Challenges & Considerations

  • Heterogeneous Data Standards — The automotive supply chain involves thousands of suppliers operating on divergent data formats, part numbering schemes, and exchange standards (STEP, IGES, AUTOSAR, VDA EDI). Constructing a coherent knowledge graph requires extensive schema alignment and ontology mapping work before graph-based reasoning can begin.
  • Real-Time Graph Update Latency — Connected vehicles generate high-frequency telemetry that must be reflected in vehicle knowledge graphs with low latency for diagnostics and autonomous driving applications. Maintaining graph consistency at scale — across millions of connected vehicles producing continuous signal updates — strains conventional graph database architectures.
  • Cross-Organizational Schema Governance — Automotive knowledge graphs that span OEM and supplier boundaries require agreed ontologies, shared entity identifiers, and governance processes for schema evolution. In practice, competitive dynamics and IP concerns make cross-org graph federation politically complex even when technically feasible.
  • Functional Safety and Regulatory Compliance — Knowledge graphs used in safety-critical autonomous driving or diagnostics systems must meet ISO 26262 functional safety requirements and, in Europe, comply with GDPR constraints on the customer and behavioral data they encode. Provenance tracking, access control, and auditability requirements add significant engineering overhead.
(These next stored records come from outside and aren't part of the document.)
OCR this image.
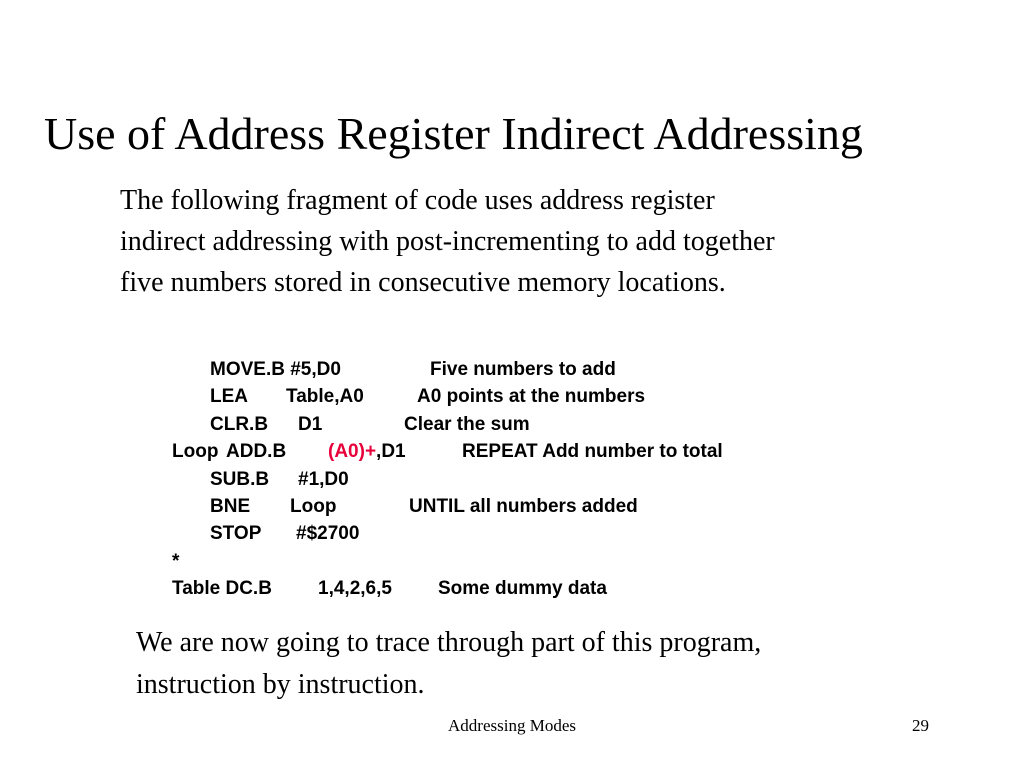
Use of Address Register Indirect Addressing
The following fragment of code uses address register
indirect addressing with post-incrementing to add together
five numbers stored in consecutive memory locations.
MOVE.B #5,D0	Five numbers to add
LEA Table,A0	A0 points at the numbers
CLR.B D1	Clear the sum
Loop ADD.B (A0)+,D1	REPEAT Add number to total
SUB.B #1,D0
BNE Loop	UNTIL all numbers added
STOP #$2700
*
Table DC.B 1,4,2,6,5 Some dummy data
We are now going to trace through part of this program,
instruction by instruction.
Addressing Modes	29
  • Legacy System Integration — Most OEM and tier-1 supplier data landscapes include decades-old PLM, ERP, and MES systems that were never designed for graph-native data exchange. Extracting, transforming, and continuously synchronizing data from these systems into a live knowledge graph is often the dominant implementation cost.
  • Graph Scale and Query Performance — A full vehicle lifecycle knowledge graph — spanning BOM, supplier, regulatory, warranty, telematics, and customer entities for millions of vehicles — can reach tens of billions of nodes and edges. Achieving sub-second query performance for production AI applications at this scale requires careful partitioning, indexing, and infrastructure investment.